Cette publication est consacrée aux recommandations, à la recherche de voies et moyens, de pistes pouvant permettre de renforcer la situation économique de notre pays et de réduire ainsi les inégalités et la dépendance à l’extérieur.

 

  1. AGRICULTURE, ELEVAGE ET PECHE.

Lors de notre passage sur les ondes de la Radio nationale dans « l’émission surface littéraire », le 30 septembre 2020, nous avons parlé d’économie en général et surtout de l’agriculture comme notre « socle » de développement.

En effet, le secteur primaire, l’agriculture, l’élevage et la pêche offrent trois grandes possibilités à l’économie dans tous les pays :

 

  • D’abord, c’est du « vital », l’autosuffisance alimentaire est un objectif stratégique à atteindre par tous les pays.

Le premier droit de l’Homme, la première liberté, la première démocratie, c’est l’accès à la nourriture.

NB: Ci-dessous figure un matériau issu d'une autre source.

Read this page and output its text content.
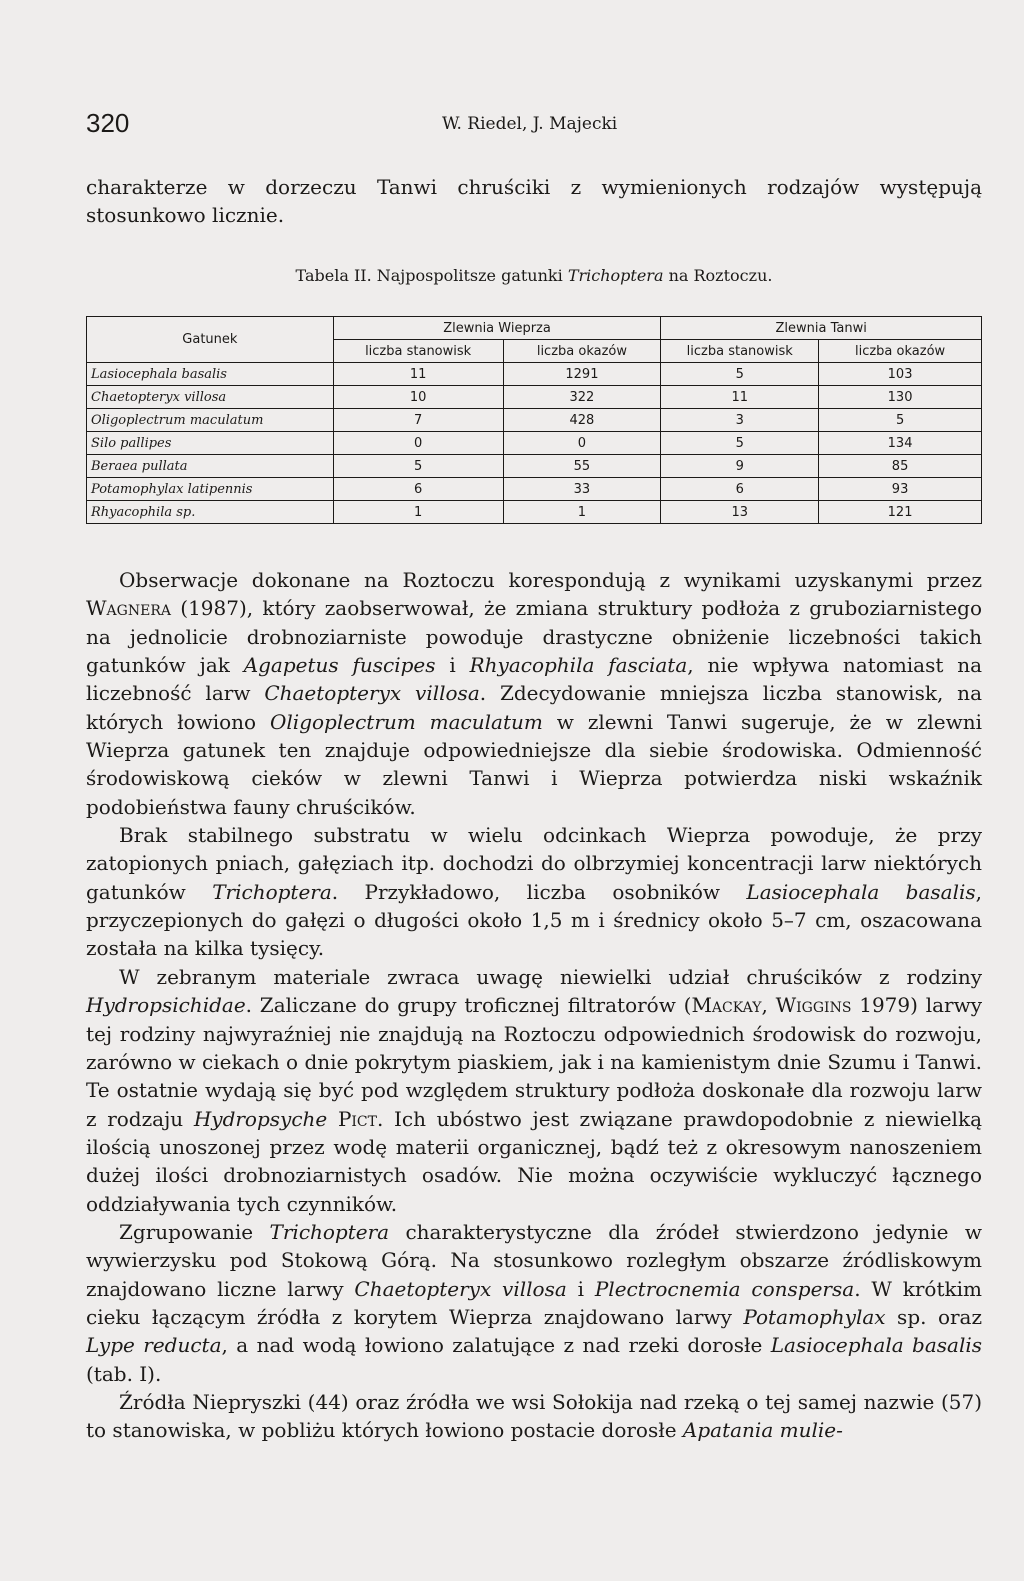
320	W. Riedel, J. Majecki

charakterze w dorzeczu Tanwi chruściki z wymienionych rodzajów występują stosunkowo licznie.

Tabela II. Najpospolitsze gatunki Trichoptera na Roztoczu.
Gatunek	Zlewnia Wieprza		Zlewnia Tanwi	
	liczba stanowisk	liczba okazów	liczba stanowisk	liczba okazów
Lasiocephala basalis	11	1291	5	103
Chaetopteryx villosa	10	322	11	130
Oligoplectrum maculatum	7	428	3	5
Silo pallipes	0	0	5	134
Beraea pullata	5	55	9	85
Potamophylax latipennis	6	33	6	93
Rhyacophila sp.	1	1	13	121

Obserwacje dokonane na Roztoczu korespondują z wynikami uzyskanymi przez Wagnera (1987), który zaobserwował, że zmiana struktury podłoża z gruboziarnistego na jednolicie drobnoziarniste powoduje drastyczne obniżenie liczebności takich gatunków jak Agapetus fuscipes i Rhyacophila fasciata, nie wpływa natomiast na liczebność larw Chaetopteryx villosa. Zdecydowanie mniejsza liczba stanowisk, na których łowiono Oligoplectrum maculatum w zlewni Tanwi sugeruje, że w zlewni Wieprza gatunek ten znajduje odpowiedniejsze dla siebie środowiska. Odmienność środowiskową cieków w zlewni Tanwi i Wieprza potwierdza niski wskaźnik podobieństwa fauny chruścików.

Brak stabilnego substratu w wielu odcinkach Wieprza powoduje, że przy zatopionych pniach, gałęziach itp. dochodzi do olbrzymiej koncentracji larw niektórych gatunków Trichoptera. Przykładowo, liczba osobników Lasiocephala basalis, przyczepionych do gałęzi o długości około 1,5 m i średnicy około 5–7 cm, oszacowana została na kilka tysięcy.

W zebranym materiale zwraca uwagę niewielki udział chruścików z rodziny Hydropsichidae. Zaliczane do grupy troficznej filtratorów (Mackay, Wiggins 1979) larwy tej rodziny najwyraźniej nie znajdują na Roztoczu odpowiednich środowisk do rozwoju, zarówno w ciekach o dnie pokrytym piaskiem, jak i na kamienistym dnie Szumu i Tanwi. Te ostatnie wydają się być pod względem struktury podłoża doskonałe dla rozwoju larw z rodzaju Hydropsyche Pict. Ich ubóstwo jest związane prawdopodobnie z niewielką ilością unoszonej przez wodę materii organicznej, bądź też z okresowym nanoszeniem dużej ilości drobnoziarnistych osadów. Nie można oczywiście wykluczyć łącznego oddziaływania tych czynników.

Zgrupowanie Trichoptera charakterystyczne dla źródeł stwierdzono jedynie w wywierzysku pod Stokową Górą. Na stosunkowo rozległym obszarze źródliskowym znajdowano liczne larwy Chaetopteryx villosa i Plectrocnemia conspersa. W krótkim cieku łączącym źródła z korytem Wieprza znajdowano larwy Potamophylax sp. oraz Lype reducta, a nad wodą łowiono zalatujące z nad rzeki dorosłe Lasiocephala basalis (tab. I).

Źródła Niepryszki (44) oraz źródła we wsi Sołokija nad rzeką o tej samej nazwie (57) to stanowiska, w pobliżu których łowiono postacie dorosłe Apatania mulie-
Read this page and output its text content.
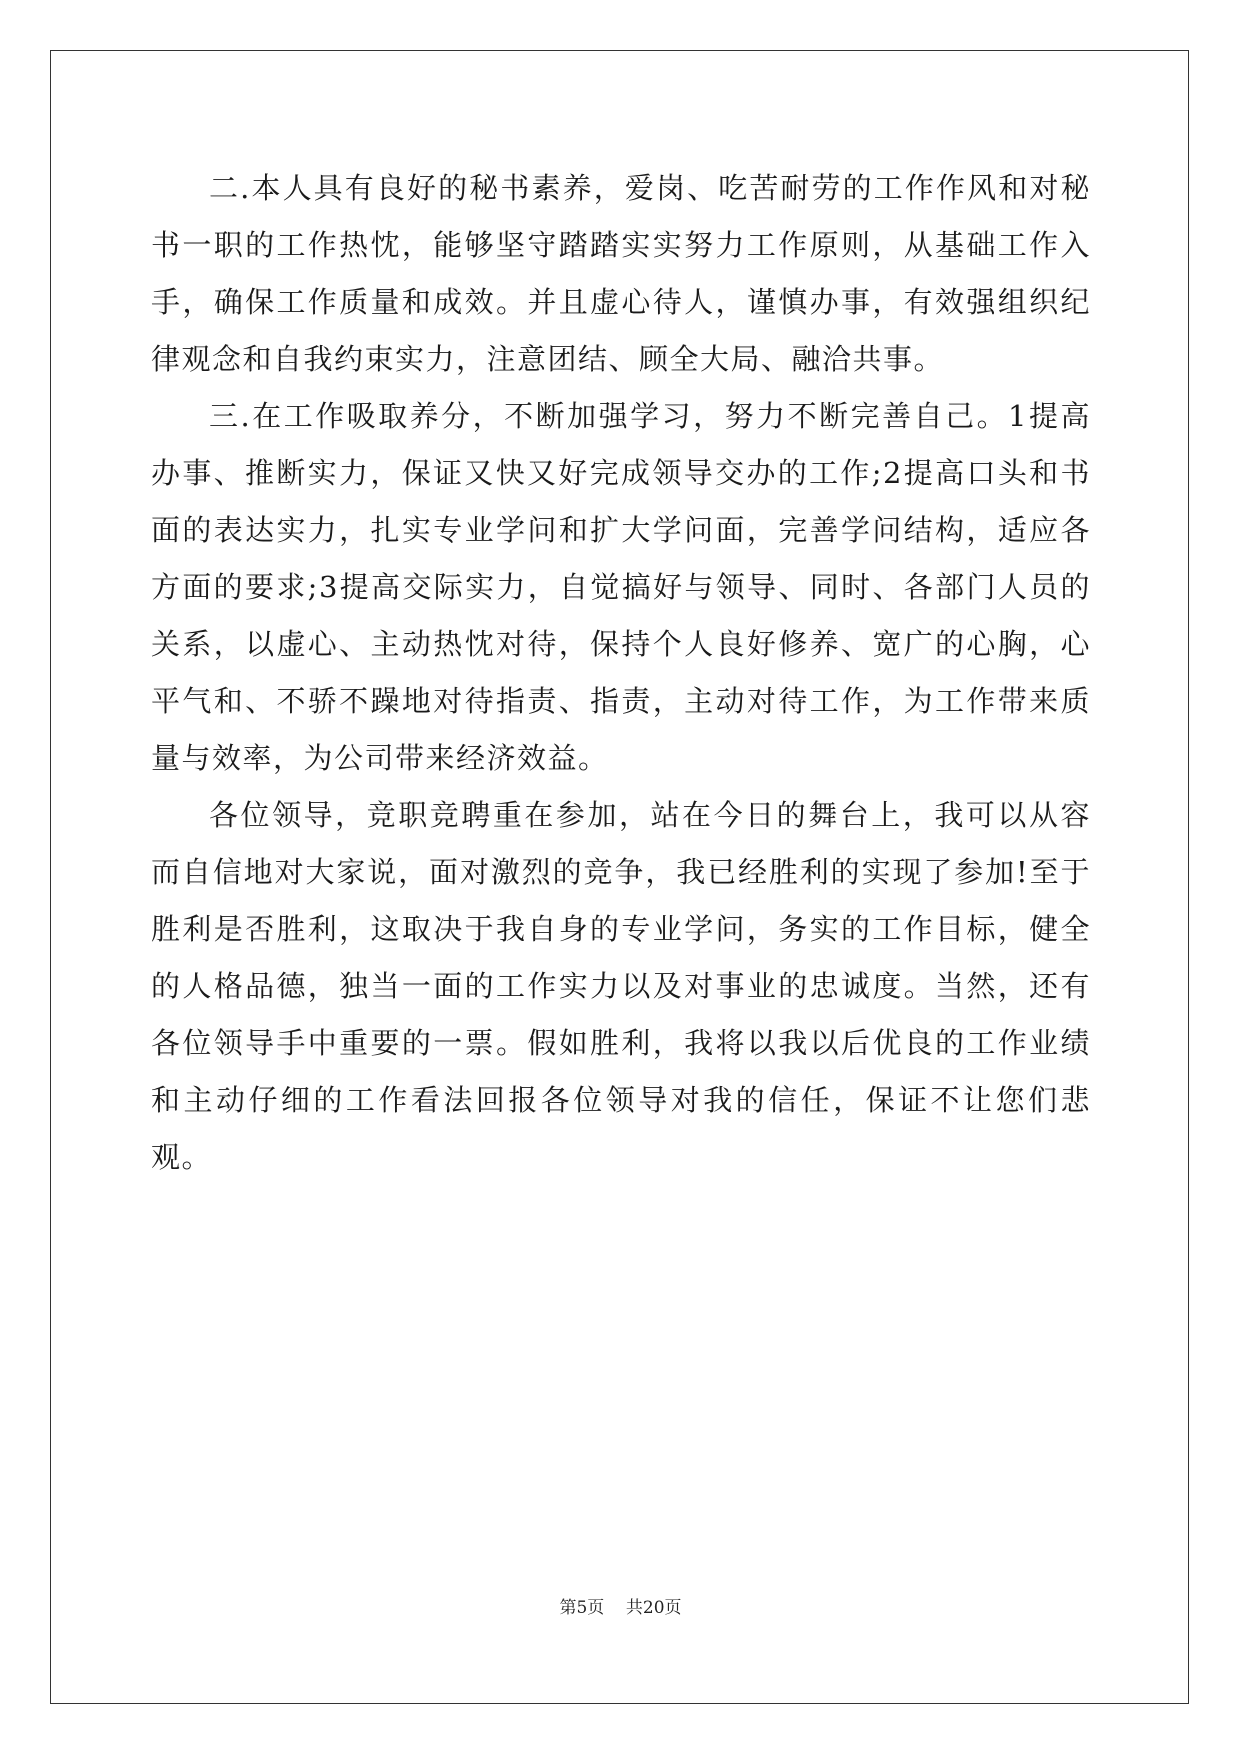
二.本人具有良好的秘书素养，爱岗、吃苦耐劳的工作作风和对秘书一职的工作热忱，能够坚守踏踏实实努力工作原则，从基础工作入手，确保工作质量和成效。并且虚心待人，谨慎办事，有效强组织纪律观念和自我约束实力，注意团结、顾全大局、融洽共事。

三.在工作吸取养分，不断加强学习，努力不断完善自己。1提高办事、推断实力，保证又快又好完成领导交办的工作;2提高口头和书面的表达实力，扎实专业学问和扩大学问面，完善学问结构，适应各方面的要求;3提高交际实力，自觉搞好与领导、同时、各部门人员的关系，以虚心、主动热忱对待，保持个人良好修养、宽广的心胸，心平气和、不骄不躁地对待指责、指责，主动对待工作，为工作带来质量与效率，为公司带来经济效益。

各位领导，竞职竞聘重在参加，站在今日的舞台上，我可以从容而自信地对大家说，面对激烈的竞争，我已经胜利的实现了参加!至于胜利是否胜利，这取决于我自身的专业学问，务实的工作目标，健全的人格品德，独当一面的工作实力以及对事业的忠诚度。当然，还有各位领导手中重要的一票。假如胜利，我将以我以后优良的工作业绩和主动仔细的工作看法回报各位领导对我的信任，保证不让您们悲观。

第5页 共20页
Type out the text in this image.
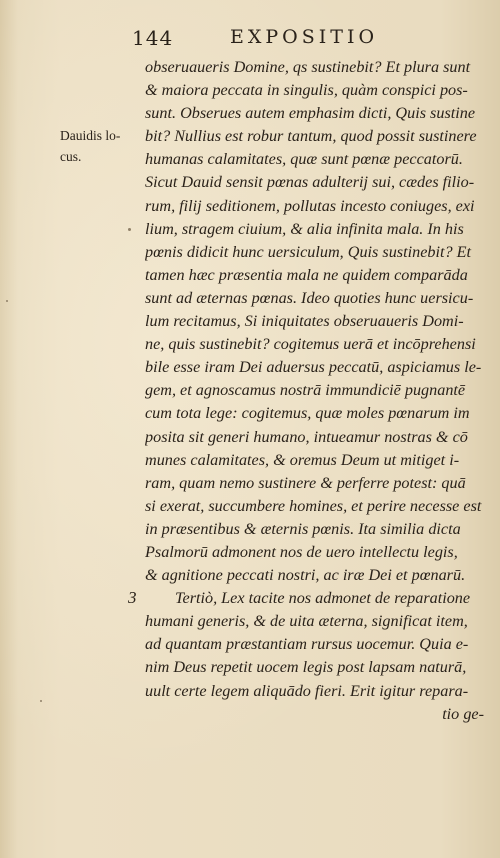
144	EXPOSITIO
Dauidis lo-
cus.
3
obseruaueris Domine, qs sustinebit? Et plura sunt
& maiora peccata in singulis, quàm conspici pos-
sunt. Obserues autem emphasim dicti, Quis sustine
bit? Nullius est robur tantum, quod possit sustinere
humanas calamitates, quæ sunt pœnæ peccatorū.
Sicut Dauid sensit pœnas adulterij sui, cædes filio-
rum, filij seditionem, pollutas incesto coniuges, exi
lium, stragem ciuium, & alia infinita mala. In his
pœnis didicit hunc uersiculum, Quis sustinebit? Et
tamen hæc præsentia mala ne quidem comparāda
sunt ad æternas pœnas. Ideo quoties hunc uersicu-
lum recitamus, Si iniquitates obseruaueris Domi-
ne, quis sustinebit? cogitemus uerā et incōprehensi
bile esse iram Dei aduersus peccatū, aspiciamus le-
gem, et agnoscamus nostrā immundiciē pugnantē
cum tota lege: cogitemus, quæ moles pœnarum im
posita sit generi humano, intueamur nostras & cō
munes calamitates, & oremus Deum ut mitiget i-
ram, quam nemo sustinere & perferre potest: quā
si exerat, succumbere homines, et perire necesse est
in præsentibus & æternis pœnis. Ita similia dicta
Psalmorū admonent nos de uero intellectu legis,
& agnitione peccati nostri, ac iræ Dei et pœnarū.
Tertiò, Lex tacite nos admonet de reparatione
humani generis, & de uita æterna, significat item,
ad quantam præstantiam rursus uocemur. Quia e-
nim Deus repetit uocem legis post lapsam naturā,
uult certe legem aliquādo fieri. Erit igitur repara-
tio ge-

Des politiques doivent être mises en place, assorties de mesures pour que les populations soient à l’abri du minimum vital. Nous ne devons plus importer la moindre graine de céréale dans un horizon de 5 ans.

 

  • Ensuite le monde rural, à savoir, l’agriculture, l’élevage et la pêche, est un secteur à très « forte intensité de main d’œuvre », donc un grand pourvoyeur d’emplois. C’est aussi un moyen de renforcement de la cohésion sociale.
  • Enfin le secteur primaire est généralement le fournisseur de matières premières à l’industrie. A côté des cultures vivrières, l’agriculture fournit des cultures industrielles comme le coton, les arachides, etc. L’arboriculture produit une liste interminable de fruits

Notre secteur primaire souffre, à notre avis de faiblesses des prix, qui font que les jeunes ont déserté le monde rural d’une part et d’autre part une grande partie de la production agricole, d’élevage et de pêche est exportée vers les pays qui offrent plus de prix.

Du coup, du statut de « grenier de l’Afrique de l’ouest » notre pays est devenu un importateur chronique de denrées alimentaires, exposés à tous risques de catastrophes alimentaires.

Cette tendance doit être inversée. On doit se donner les moyens pour atteindre cet objectif. Des solutions à ces maux, à notre avis, pourraient consister à :

 

  • revoir les politiques des subventions, les manières d’utilisation : subventions d’engrais, subventions du gaz, subvention des hydrocarbures.
  • instaurer des taxes à l’exportation sur le bétail, le poisson fumé et le riz.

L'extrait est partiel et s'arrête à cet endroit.